И потому-то, может быть, по мере тоге как от вербного воскресенья я продвигаюсь к Пасхе, в книге моей, словно подземные удары, словно отдалённый перекатывающийся гул, глухо звучит, все чаще и чаще повторяясь, одно слово настойчиво, как дробь барабана, то скрытно, то открыто звучит одно слово: будущее.

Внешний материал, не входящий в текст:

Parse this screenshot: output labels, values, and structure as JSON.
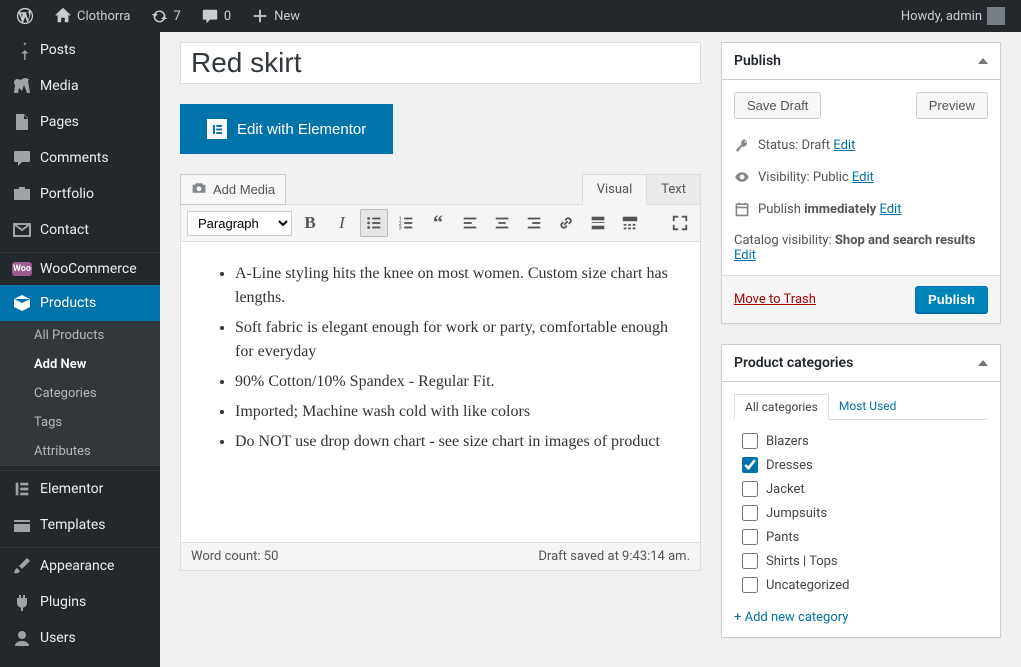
{
  "toolbar": {
    "site_name": "Clothorra",
    "updates_count": "7",
    "comments_count": "0",
    "new_label": "New",
    "howdy": "Howdy, admin"
  },
  "sidebar": {
    "items": [
      {
        "label": "Posts"
      },
      {
        "label": "Media"
      },
      {
        "label": "Pages"
      },
      {
        "label": "Comments"
      },
      {
        "label": "Portfolio"
      },
      {
        "label": "Contact"
      },
      {
        "label": "WooCommerce"
      },
      {
        "label": "Products"
      },
      {
        "label": "Elementor"
      },
      {
        "label": "Templates"
      },
      {
        "label": "Appearance"
      },
      {
        "label": "Plugins"
      },
      {
        "label": "Users"
      }
    ],
    "submenu": [
      {
        "label": "All Products"
      },
      {
        "label": "Add New"
      },
      {
        "label": "Categories"
      },
      {
        "label": "Tags"
      },
      {
        "label": "Attributes"
      }
    ]
  },
  "post": {
    "title": "Red skirt",
    "elementor_btn": "Edit with Elementor",
    "add_media": "Add Media",
    "tab_visual": "Visual",
    "tab_text": "Text",
    "format_select": "Paragraph",
    "bullets": [
      "A-Line styling hits the knee on most women. Custom size chart has lengths.",
      "Soft fabric is elegant enough for work or party, comfortable enough for everyday",
      "90% Cotton/10% Spandex - Regular Fit.",
      "Imported; Machine wash cold with like colors",
      "Do NOT use drop down chart - see size chart in images of product"
    ],
    "word_count_label": "Word count: ",
    "word_count": "50",
    "draft_saved": "Draft saved at 9:43:14 am."
  },
  "publish": {
    "heading": "Publish",
    "save_draft": "Save Draft",
    "preview": "Preview",
    "status_label": "Status: ",
    "status_value": "Draft",
    "visibility_label": "Visibility: ",
    "visibility_value": "Public",
    "schedule_label": "Publish ",
    "schedule_value": "immediately",
    "catalog_label": "Catalog visibility: ",
    "catalog_value": "Shop and search results",
    "edit": "Edit",
    "trash": "Move to Trash",
    "publish_btn": "Publish"
  },
  "categories": {
    "heading": "Product categories",
    "tab_all": "All categories",
    "tab_most": "Most Used",
    "list": [
      {
        "label": "Blazers",
        "checked": false
      },
      {
        "label": "Dresses",
        "checked": true
      },
      {
        "label": "Jacket",
        "checked": false
      },
      {
        "label": "Jumpsuits",
        "checked": false
      },
      {
        "label": "Pants",
        "checked": false
      },
      {
        "label": "Shirts | Tops",
        "checked": false
      },
      {
        "label": "Uncategorized",
        "checked": false
      }
    ],
    "add_new": "+ Add new category"
  }
}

Может быть, отчаиваясь и воодушевляясь, я потому и начал перебирать причудливую старинную ткань Истории, потому и прослеживаю перекрещённые нити, сложный узор, где сплетены судьбы и цвета, может быть, для того я и окунулся в гущу канувшей в вечность эпохи, чтобы отрешиться от упрощённого, плоскостного восприятия мира, где я почти уже на излёте, может быть, я и роюсь в архивной пыли, надеясь обнаружить многообразные зёрна, из которых состою я, состоим мы, а главное — те, кто возникнет из нас, против нас, над нами, за пределами нас, эту весну, расцветающую на кладбищах, что зовётся будущим.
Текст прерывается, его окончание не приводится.